Methods and materials: The study cohort consisted of 331 patients who received EBRT between 1993 and 1999 for clinically localized prostate cancer. The median follow-up was 4.4 years (range, 3 months to 9.6 years). The distribution by clinical T stage was as follows: T1 in 55 (17%), T2a in 94 (28%), T2b in 76 (23%), T2c in 74 (22%), T3a in 27 (8%), and T3b in 5 (2%). The pretreatment prostate-specific antigen (iPSA) level was < or =10 ng/mL in 224 patients, 10.1-20 ng/mL in 72 patients, and >20 ng/mL in 35 patients. The biopsy Gleason score was < or =6 in 216 patients and > or =7 in 115 patients. On the basis of the pathology report, the PPB was calculated for 239 patients and was < or =33% in 109, 34-66% in 72, and > or =67% in 58 patients. PNI was present in 30 patients. The median dose of EBRT was 68.4 Gy (range, 64-71 Gy). Patients were categorized into three risk groups: 142 patients were low risk (T1-T2, iPSA < or =10 ng/mL, and Gleason score < or =6), 137 were intermediate risk (increase in the value of one of the risk factors); and 52 patients were high risk (increase in value of two or more of the risk factors). Biochemical failure was defined as three consecutive rises in the PSA level.

Results: The 5-year bNED rate for the entire cohort was 62%. The 5-year bNED rate for the low-, intermediate, and high-risk group was 79%, 51%, and 47%, respectively (p <0.0001). On univariate analysis (log-rank test), clinical stage (p = 0.0073), grade (p <0.0001), iPSA (p = 0.0043), risk group (p <0.0001), PPB (p = 0.0193), and presence of PNI (p = 0.0137) correlated with bNED. For T1-T2a, T2b-T2c, and T3 patients, the 5-year bNED rate was 71%, 59%, and 40%, respectively. The 5-year bNED rate was 68% for those with an iPSA level of < or =10 ng/mL and 49% for those with an iPSA level of >10 ng/mL. For patients with PPB < or =33%, 34-66%, and > or =67%, the 5-year bNED rate was 75%, 67%, and 51%, respectively. Within the intermediate-risk group, the PPB was significantly associated with the bNED rate: 67%, 52%, and 30% for those with PPB < or =33%, 34-66%, and > or =67%, respectively (p = 0.0046). This association was not seen in the low- or high-risk group. The 5-year bNED rate was 64% for patients without PNI and 48% for those with PNI. On multivariate analysis (Cox proportional hazards model), the statistically significant predictive factors for bNED were risk group (p = 0.0032) and PPB (p = 0.044). Using the chi-square test, statistically significant associations between T stage, PSA level, Gleason score, and risk group with PPB were found; PNI was significantly associated with T stage and PSA level only.
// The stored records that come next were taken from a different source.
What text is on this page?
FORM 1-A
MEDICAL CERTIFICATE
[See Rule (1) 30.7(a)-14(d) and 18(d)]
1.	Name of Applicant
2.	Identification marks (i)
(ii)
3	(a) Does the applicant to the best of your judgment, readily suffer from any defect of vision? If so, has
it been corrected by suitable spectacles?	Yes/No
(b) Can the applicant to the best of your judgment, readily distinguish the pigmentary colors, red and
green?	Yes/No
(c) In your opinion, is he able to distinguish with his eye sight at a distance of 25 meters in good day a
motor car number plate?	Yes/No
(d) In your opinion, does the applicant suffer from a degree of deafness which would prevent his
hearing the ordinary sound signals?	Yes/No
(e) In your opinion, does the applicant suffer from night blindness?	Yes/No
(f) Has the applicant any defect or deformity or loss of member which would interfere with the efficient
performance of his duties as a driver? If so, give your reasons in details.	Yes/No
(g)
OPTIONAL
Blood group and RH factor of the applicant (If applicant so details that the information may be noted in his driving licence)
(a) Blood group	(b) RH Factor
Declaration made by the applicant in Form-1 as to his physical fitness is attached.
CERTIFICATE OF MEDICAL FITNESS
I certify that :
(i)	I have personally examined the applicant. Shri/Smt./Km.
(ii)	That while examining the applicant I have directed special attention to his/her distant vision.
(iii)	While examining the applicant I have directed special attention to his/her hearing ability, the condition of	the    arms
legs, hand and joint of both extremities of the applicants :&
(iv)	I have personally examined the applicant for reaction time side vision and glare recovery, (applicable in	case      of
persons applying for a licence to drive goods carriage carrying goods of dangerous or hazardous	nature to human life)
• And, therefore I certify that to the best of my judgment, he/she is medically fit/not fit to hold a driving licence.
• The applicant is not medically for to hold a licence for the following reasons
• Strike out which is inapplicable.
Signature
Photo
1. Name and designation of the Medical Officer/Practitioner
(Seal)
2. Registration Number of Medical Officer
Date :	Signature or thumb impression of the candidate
Conclusion: Our results showed that PPB and PNI have a statistically significant impact on the bNED rate in patients treated with conventional dose of EBRT (< or =71 Gy). Within the intermediate-risk group, the PPB was predictive of bNED, suggesting that patients with < or =33% PPB had a statistically significant better treatment outcome compared with those with a greater PPB. PNI was not significant for bNED in multivariate analysis. The effects of these two prognostic factors in patients who have been treated with higher doses of RT (> or =75.6 Gy) should be studied.